Meski demikian, kerusakan sudah terlanjur terjadi. Rodhi dianggap Tatang tak punya kemampuan di bidang jurnalistik, dan tidak memiliki etika yang baik. Tatang pun memberi peringatan: Siapa pun yang mencatut namanya untuk kepentingan pribadi
serta mencoreng nama baiknya, tak akan ada ampun, orangnya akan disikat. Kasus pencatutan nama oleh pemilik media ini menunjukkan, masih banyak problem serius di ranah pers Indonesia. Banyak media tidak menjalankan fungsi yang seharusnya.
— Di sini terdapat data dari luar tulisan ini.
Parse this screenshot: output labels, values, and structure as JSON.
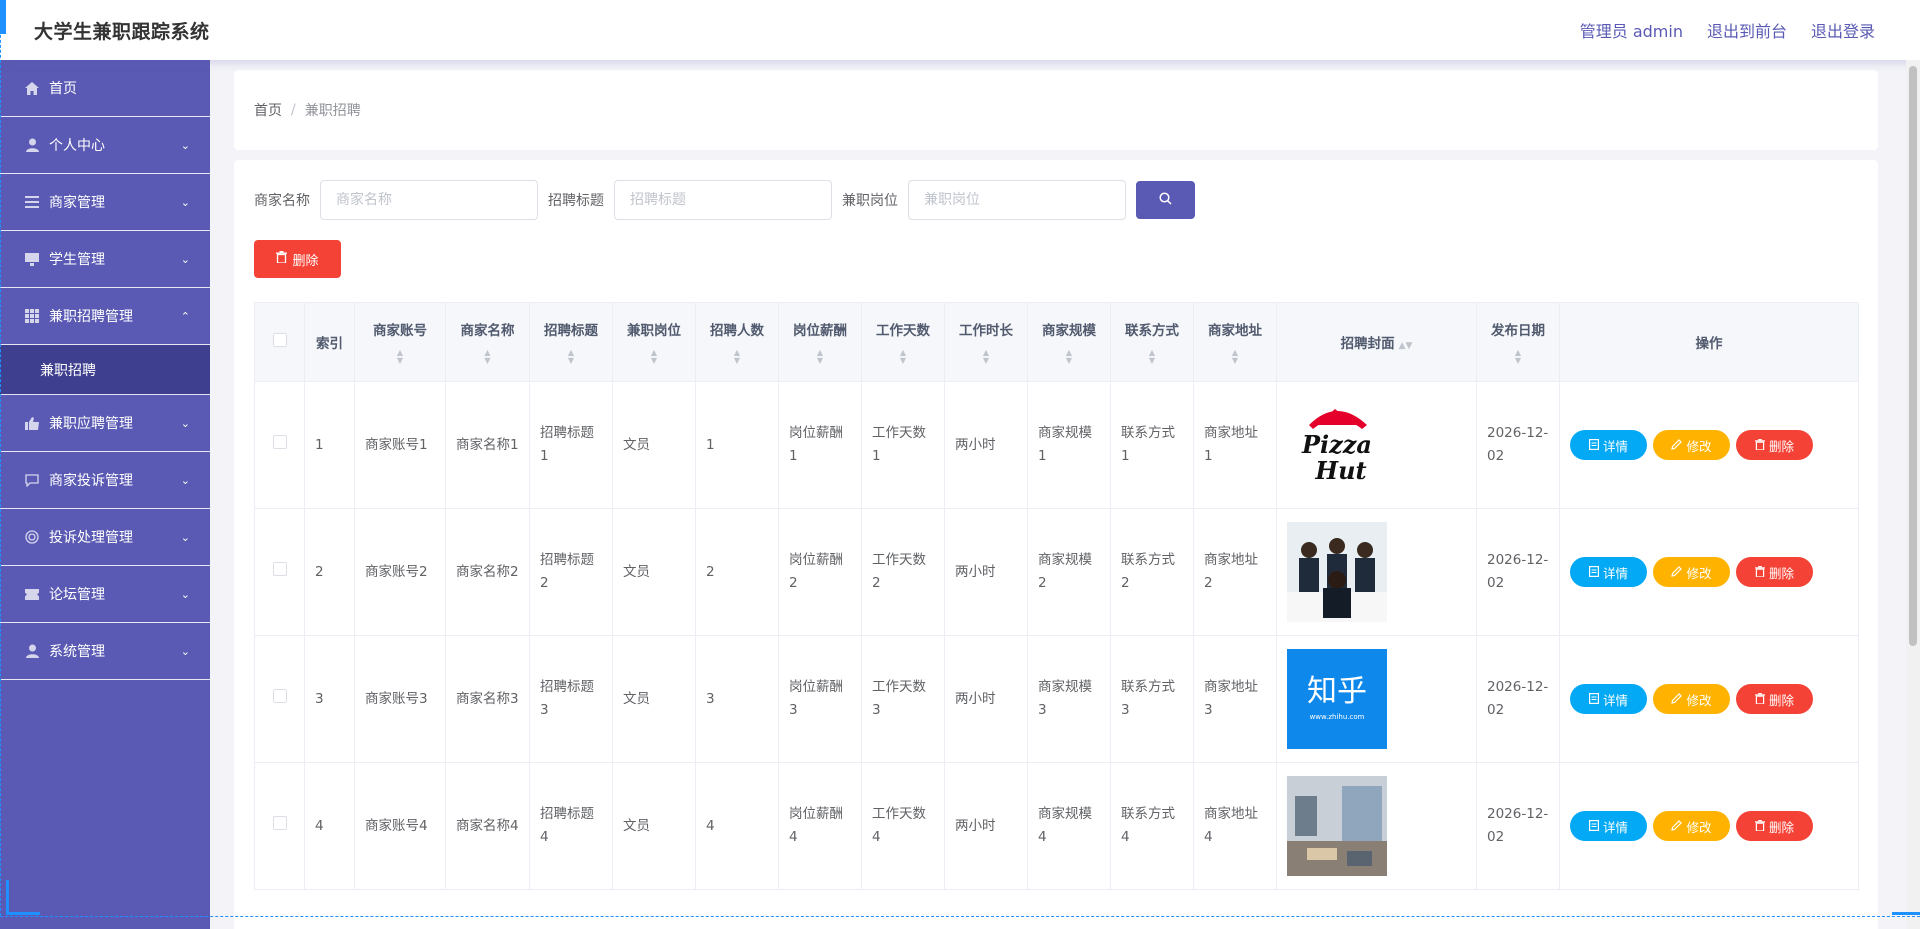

Padahal pers yang bebas adalah bagian dari civil society. Bersama komponen-komponen lain, pers harus ikut mendukung sistem demokrasi. Namun menjadi masalah, ketika pers disalahgunakan, bahkan sengaja diperalat,
untuk mengejar kepentingan-kepentingan sempit pribadi. Dan hal itu dilakukan dengan menghalalkan segala cara, serta mengabaikan prinsip dan etika jurnalistik. Dalam kasus PoliceWatch.news versus Tatang Zaenudin,
media dituduh menakuti-nakuti nara sumber dan memeras. Jika terbukti, itu bukan lagi sekadar pelanggaran etika jurnalistik biasa, tetapi sudah masuk ranah kriminalitas. Maka kita mendukung sepenuhnya,
dilakukannya proses hukum kepada PoliceWatch.news, sebagai pembelajaran untuk pengelola media dan edukasi publik. Yakni, agar media tidak bisa diperalat dan dieksploitasi untuk maksud-maksud tercela.